Avere vent’anni: ANATHEMA – A Natural Disaster

A Natural Disaster è uno dei punti cardine della carriera degli Anathema, che restano e resteranno per sempre una delle formazioni più straordinarie del panorama metal, avendo contribuito a ridefinire un suono per poi superarlo senza mai perdere di vista il cuore della propria proposta. Infatti, se si presta attenzione a determinate soluzioni, persino in un album come The Optimist è possibile capire che ci troviamo davanti alla stessa band di Serenades, nonostante si tratti di opere distanti anni luce, sintomo di una personalità che riesce a travalicare generi e cambi di formazione.

Tornando a A Natural Disaster, un album del genere, nel contesto di una discografia “media”, sarebbe senz’altro la punta di diamante e il capolavoro del gruppo, perché si tratta di un lavoro maturo, il complesso e ideale punto di convergenza di tutte le influenze che hanno caratterizzato la carriera degli Anathema. Il fatto è che parliamo di un gruppo che ha pubblicato un album come The Silent Enigma – che tuttora rappresenta un genere, un universo a sé, non paragonabile a nessun altro disco dell’epoca – cui hanno fatto seguito lavori come Eternity, Judgement e, molti anni dopo, Weather Systems, con cui i Nostri si sono messi alle spalle la parte più cupa della loro anima pubblicando un altro capolavoro.

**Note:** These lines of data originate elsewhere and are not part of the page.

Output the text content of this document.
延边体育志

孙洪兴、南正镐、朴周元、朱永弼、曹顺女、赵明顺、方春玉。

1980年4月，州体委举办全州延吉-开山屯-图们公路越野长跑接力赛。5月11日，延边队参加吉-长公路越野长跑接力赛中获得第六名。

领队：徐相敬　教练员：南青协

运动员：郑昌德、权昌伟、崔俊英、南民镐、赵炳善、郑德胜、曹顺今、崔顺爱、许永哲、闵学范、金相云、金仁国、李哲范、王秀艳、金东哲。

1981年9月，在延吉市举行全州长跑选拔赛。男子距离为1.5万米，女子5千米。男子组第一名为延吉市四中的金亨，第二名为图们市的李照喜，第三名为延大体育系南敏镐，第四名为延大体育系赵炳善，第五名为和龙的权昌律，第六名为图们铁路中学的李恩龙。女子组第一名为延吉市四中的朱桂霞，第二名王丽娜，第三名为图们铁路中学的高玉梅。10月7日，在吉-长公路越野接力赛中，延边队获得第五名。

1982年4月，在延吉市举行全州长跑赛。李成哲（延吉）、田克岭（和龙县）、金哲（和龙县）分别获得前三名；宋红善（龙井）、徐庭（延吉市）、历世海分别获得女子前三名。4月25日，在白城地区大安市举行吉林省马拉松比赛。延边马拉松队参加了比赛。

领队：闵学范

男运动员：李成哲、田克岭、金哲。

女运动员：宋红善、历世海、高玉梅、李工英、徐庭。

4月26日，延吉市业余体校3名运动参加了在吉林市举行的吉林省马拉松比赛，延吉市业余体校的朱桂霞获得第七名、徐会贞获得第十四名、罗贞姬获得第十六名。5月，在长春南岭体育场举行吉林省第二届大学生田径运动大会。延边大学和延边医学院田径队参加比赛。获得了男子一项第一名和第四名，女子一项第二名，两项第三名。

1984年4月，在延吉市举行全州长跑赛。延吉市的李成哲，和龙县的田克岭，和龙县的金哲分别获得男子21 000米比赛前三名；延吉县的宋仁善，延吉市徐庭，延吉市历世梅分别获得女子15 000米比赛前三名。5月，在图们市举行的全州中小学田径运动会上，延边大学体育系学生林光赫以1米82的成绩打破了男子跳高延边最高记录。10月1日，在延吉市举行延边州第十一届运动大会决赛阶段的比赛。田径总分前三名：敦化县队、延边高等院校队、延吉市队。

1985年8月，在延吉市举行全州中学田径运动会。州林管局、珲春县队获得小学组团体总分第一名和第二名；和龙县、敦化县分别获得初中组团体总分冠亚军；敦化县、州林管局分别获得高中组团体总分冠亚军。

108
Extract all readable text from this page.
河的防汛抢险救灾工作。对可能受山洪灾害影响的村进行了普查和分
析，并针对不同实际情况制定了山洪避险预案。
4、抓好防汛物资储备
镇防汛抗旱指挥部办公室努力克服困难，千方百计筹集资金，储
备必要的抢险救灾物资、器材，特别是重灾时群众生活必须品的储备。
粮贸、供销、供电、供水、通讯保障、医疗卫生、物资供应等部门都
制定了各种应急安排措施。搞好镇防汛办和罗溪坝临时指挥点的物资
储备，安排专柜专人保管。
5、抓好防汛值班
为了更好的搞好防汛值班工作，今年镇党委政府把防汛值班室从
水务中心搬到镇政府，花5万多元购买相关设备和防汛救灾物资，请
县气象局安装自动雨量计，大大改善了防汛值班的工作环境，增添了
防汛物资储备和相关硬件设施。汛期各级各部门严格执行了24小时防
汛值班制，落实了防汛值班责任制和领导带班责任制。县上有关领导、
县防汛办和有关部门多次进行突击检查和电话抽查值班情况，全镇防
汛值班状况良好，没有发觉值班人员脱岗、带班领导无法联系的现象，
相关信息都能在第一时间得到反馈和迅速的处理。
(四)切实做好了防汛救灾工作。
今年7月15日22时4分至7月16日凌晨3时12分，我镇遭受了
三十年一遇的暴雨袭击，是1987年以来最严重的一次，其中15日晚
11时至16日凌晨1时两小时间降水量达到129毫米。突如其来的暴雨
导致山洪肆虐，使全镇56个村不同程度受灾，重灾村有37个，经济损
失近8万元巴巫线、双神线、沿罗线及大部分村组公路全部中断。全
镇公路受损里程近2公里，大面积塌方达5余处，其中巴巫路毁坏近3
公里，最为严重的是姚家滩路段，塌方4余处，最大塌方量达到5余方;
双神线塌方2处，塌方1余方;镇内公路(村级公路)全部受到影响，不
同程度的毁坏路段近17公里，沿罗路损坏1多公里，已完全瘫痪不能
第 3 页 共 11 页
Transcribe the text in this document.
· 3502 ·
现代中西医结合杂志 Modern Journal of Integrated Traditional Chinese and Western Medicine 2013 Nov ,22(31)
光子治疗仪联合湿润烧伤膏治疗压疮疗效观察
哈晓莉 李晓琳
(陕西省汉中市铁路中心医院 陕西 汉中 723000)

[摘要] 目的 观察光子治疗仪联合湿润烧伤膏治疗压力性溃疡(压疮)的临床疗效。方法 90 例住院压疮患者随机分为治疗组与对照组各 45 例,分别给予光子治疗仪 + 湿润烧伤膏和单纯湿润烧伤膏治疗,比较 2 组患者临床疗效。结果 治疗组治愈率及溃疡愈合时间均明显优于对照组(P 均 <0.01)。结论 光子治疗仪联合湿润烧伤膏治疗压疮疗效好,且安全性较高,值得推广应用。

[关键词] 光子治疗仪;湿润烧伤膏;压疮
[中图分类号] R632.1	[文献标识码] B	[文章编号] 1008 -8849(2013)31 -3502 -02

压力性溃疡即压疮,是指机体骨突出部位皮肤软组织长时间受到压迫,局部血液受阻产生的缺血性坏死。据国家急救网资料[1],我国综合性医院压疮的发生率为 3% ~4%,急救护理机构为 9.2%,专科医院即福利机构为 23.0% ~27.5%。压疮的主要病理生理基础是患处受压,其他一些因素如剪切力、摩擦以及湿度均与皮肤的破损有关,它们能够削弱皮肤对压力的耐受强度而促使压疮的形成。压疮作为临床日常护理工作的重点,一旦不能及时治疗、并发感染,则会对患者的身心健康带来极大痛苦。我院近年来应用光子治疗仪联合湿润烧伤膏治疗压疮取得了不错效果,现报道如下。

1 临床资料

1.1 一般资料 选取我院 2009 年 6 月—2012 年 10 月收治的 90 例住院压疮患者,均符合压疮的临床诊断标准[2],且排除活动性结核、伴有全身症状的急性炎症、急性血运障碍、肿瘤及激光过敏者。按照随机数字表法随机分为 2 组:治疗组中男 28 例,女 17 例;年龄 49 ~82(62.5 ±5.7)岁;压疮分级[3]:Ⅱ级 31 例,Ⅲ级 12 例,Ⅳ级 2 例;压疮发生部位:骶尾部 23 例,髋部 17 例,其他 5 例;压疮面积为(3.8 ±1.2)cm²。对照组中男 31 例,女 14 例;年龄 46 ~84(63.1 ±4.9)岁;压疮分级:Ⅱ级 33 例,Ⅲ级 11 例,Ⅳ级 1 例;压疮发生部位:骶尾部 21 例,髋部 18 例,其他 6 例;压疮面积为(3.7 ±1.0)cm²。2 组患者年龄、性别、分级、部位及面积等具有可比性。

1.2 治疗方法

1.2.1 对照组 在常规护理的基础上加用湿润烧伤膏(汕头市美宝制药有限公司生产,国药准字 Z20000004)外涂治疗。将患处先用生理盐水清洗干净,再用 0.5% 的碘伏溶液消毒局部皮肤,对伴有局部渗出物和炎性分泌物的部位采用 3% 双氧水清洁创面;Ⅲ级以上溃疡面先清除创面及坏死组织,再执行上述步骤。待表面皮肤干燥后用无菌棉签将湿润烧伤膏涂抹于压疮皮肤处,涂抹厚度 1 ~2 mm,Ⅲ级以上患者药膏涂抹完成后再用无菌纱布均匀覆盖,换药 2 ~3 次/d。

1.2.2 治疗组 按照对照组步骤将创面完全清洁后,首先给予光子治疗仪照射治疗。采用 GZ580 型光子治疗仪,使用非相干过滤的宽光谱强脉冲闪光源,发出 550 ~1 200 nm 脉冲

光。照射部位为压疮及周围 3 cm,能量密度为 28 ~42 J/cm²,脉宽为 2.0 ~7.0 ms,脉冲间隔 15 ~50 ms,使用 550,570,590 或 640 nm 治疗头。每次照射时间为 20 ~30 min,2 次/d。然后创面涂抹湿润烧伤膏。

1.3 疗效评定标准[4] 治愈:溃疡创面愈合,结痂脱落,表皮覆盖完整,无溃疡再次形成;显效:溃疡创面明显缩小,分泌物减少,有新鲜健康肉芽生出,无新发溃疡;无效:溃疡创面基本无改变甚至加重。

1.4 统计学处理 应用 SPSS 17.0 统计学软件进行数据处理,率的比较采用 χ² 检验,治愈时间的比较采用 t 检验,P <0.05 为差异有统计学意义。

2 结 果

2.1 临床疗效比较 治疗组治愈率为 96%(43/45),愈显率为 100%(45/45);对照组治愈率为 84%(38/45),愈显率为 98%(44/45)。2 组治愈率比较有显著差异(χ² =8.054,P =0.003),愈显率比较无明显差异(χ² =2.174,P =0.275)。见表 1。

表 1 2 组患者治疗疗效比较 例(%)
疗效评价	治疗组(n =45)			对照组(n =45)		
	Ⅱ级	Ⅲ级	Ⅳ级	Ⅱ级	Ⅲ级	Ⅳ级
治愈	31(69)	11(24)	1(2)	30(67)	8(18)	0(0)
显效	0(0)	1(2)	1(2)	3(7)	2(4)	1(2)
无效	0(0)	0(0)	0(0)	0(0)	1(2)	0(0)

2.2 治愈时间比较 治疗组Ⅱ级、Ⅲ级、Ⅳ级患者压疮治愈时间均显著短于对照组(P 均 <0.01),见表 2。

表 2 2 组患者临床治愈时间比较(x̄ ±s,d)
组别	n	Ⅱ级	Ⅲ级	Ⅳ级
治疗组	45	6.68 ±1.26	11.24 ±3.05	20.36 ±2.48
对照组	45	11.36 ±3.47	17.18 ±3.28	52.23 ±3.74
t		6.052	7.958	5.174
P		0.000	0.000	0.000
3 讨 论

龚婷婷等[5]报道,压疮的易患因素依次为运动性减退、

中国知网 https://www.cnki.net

Quindi è davvero impossibile individuare un solo album più rappresentativo degli Anathema perché, come scrisse il fine esteta paciottiano Charles parlando di Weather Systems, davanti a una carriera del genere bisogna solo alzare le mani.

Tanto premesso, ritornando al “festeggiato del mese” per me è difficile mantenere un contegno distaccato, perché si tratta di uno dei miei album preferiti in assoluto, che da vent’anni a questa parte torna molto spesso nel mio lettore. Un disco al quale sono legato sia per motivi personali sia perché lo recensii al momento della sua pubblicazione, usando superlativi assoluti che fecero storcere il naso a più di qualcuno e che invece, con il passare del tempo, risultano pienamente giustificati.

A Natural Disaster è davvero un lavoro perfetto e importante. Lo è anche simbolicamente: perché è il primo disco che vede riunirsi la famiglia Cavanagh, con il ritorno di Jamie al basso che mancava dal 1991; perché conclude in modo magistrale un percorso iniziato quantomeno da Alternative 4 in cui tutte le influenze della band si incontrano con ulteriori e inattesi generi; e lo è perché, anche a livello di produzione, gli inglesi trovano il suono perfetto per la loro proposta. A Natural Disaster è già perfetto ancor prima di scartarlo, grazie al bellissimo artwork di Travis Smith, e lo è anche nei momenti immediatamente successivi, quando si inizia a leggere i testi, a partire dalla dolente Harmonium con la sua sofferenza fin troppo tangibile, ancor di più alla luce degli eventi che hanno portato alla fine (speriamo temporanea) della band: I’m not me, now a light has died / It’s too real to run and hide.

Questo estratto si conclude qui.